“Open in the King’s name!” cried several voices; “open to the police!”
“Help! help!” cried Leonard, seizing his knife and rushing towards the door. “Peasants, prove yourselves nobles! And you, Bernard, atone for your fault; wash out your shame; do not let a Mauprat fall into the hands of the gendarmes alive!”
Urged on by native courage and by pride, I was about to follow his example, when Patience rushed at him, and exerting his herculean strength, threw him to the ground. Putting one knee on his chest, he called to Marcasse to open the door. This was done before I could take my uncle’s part against his terrible assailant. Six gendarmes at once rushed into the tower and, with their guns pointed, bade us move at our peril.
“Stay, gentlemen,” said Patience, “don’t harm any one. This is your prisoner. Had I been alone with him, I should either have defended him or helped him to escape; but there are honest people here who ought not to suffer for a knave; and I did not wish to expose them to a fight. Here is the Mauprat. Your duty, as you know, is to deliver him safe and sound into the hands of justice. This other is dead.”
“Monsieur, surrender!” said the sergeant of the gendarmes, laying his hand on Leonard.
“Never shall a Mauprat drag his name into the dock of a police court,” replied Leonard, with a sullen expression. “I surrender, but you will get nothing but my skin.”
And he allowed himself to be placed in a chair without making any resistance.
But while they were preparing to bind him he said to the cure:
“Do me one last kindness, Father.
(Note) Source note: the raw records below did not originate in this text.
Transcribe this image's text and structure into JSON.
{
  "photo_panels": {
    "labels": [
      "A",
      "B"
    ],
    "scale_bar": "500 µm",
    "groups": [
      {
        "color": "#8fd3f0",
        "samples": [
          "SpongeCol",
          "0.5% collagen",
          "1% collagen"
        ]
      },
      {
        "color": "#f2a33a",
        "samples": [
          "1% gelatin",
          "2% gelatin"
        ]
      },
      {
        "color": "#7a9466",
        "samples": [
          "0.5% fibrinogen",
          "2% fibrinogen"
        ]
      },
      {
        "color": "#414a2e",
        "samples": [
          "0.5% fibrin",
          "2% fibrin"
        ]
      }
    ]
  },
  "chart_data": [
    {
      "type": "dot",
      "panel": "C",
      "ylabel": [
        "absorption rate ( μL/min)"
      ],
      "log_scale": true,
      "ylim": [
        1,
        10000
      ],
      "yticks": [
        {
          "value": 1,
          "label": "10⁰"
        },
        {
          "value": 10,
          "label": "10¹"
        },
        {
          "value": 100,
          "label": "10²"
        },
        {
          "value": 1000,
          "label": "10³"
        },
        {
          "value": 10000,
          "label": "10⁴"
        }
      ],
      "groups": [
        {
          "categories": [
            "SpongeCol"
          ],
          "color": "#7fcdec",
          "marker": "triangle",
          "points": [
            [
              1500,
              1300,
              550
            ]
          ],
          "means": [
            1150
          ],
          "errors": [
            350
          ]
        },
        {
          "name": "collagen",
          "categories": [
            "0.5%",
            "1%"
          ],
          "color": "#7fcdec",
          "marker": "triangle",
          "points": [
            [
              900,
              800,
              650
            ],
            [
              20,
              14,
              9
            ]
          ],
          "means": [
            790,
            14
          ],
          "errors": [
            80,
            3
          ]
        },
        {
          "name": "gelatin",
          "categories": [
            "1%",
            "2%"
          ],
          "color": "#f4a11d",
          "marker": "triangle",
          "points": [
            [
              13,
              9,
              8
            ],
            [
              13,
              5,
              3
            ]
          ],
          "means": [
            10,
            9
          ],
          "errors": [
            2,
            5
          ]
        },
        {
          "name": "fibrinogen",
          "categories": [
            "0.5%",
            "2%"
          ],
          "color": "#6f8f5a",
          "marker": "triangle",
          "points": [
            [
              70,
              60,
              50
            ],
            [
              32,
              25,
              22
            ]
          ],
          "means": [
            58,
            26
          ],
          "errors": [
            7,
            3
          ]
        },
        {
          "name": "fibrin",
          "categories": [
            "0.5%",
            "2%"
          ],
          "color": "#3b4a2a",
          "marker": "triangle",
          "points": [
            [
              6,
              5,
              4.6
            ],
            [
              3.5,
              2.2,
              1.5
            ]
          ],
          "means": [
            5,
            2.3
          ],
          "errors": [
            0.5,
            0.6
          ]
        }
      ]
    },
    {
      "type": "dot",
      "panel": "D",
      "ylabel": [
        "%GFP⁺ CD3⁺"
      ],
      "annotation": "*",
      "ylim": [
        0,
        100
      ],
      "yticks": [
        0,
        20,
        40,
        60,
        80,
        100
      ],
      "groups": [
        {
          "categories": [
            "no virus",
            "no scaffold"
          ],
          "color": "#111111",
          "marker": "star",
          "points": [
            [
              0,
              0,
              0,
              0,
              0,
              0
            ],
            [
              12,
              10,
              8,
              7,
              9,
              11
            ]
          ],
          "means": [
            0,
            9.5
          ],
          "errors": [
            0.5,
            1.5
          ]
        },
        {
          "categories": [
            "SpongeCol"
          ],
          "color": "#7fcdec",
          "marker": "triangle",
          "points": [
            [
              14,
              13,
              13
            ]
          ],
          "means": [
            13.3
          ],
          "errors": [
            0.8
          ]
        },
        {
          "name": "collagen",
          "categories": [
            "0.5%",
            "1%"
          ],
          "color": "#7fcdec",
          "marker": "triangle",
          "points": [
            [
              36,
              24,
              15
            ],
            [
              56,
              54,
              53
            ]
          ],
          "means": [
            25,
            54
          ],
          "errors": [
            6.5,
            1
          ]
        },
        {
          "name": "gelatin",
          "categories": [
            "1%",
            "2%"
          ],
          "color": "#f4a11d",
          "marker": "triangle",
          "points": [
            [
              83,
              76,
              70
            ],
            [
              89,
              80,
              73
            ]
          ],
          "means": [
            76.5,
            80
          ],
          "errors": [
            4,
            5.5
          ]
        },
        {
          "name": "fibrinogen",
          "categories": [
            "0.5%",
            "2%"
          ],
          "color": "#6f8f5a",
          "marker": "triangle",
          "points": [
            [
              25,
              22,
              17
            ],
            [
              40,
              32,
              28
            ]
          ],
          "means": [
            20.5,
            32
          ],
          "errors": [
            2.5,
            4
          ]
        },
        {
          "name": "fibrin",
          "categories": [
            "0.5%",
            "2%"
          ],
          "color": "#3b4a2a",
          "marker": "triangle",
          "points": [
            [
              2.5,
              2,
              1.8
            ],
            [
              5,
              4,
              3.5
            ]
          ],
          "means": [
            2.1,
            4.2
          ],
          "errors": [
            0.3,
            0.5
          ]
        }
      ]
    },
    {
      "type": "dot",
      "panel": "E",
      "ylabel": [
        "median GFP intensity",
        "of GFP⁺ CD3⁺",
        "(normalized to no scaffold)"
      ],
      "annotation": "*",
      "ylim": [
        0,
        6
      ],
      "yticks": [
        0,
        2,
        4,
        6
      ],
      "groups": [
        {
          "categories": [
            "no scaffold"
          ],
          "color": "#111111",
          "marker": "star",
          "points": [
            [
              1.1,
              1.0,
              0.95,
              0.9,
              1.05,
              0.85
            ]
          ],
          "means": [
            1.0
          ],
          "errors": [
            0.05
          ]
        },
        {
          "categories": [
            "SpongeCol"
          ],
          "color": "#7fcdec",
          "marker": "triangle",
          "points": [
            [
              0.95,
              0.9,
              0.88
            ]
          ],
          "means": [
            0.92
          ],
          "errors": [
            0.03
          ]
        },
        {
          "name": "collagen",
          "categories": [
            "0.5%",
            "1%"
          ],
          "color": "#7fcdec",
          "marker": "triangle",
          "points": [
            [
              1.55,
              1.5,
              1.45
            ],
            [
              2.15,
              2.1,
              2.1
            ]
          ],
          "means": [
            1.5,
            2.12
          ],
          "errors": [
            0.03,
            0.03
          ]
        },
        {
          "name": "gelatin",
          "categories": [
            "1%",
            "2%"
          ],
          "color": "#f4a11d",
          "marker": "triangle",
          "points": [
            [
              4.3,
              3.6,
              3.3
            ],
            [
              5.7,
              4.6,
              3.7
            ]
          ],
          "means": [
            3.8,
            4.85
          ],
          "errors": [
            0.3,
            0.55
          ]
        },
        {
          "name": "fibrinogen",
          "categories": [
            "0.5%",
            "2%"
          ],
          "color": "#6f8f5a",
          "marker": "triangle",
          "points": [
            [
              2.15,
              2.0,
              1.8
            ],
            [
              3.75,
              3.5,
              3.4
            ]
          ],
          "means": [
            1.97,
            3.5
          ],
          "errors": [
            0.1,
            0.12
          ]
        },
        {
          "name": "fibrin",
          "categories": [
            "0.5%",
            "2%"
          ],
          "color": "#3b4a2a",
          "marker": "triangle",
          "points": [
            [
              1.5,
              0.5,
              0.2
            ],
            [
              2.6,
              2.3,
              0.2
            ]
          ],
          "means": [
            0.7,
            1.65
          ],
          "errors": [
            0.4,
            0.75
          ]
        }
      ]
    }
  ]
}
Give me what is left in the flask; I am dying of thirst and exhaustion.”
The good cure handed him the flask, which he emptied at a draught. His distorted face took on an expression of awful calm. He seemed absorbed, stunned, incapable of resistance. But as soon as they were engaged in binding his feet, he snatched a pistol from the belt of one of the gendarmes and blew his brains out.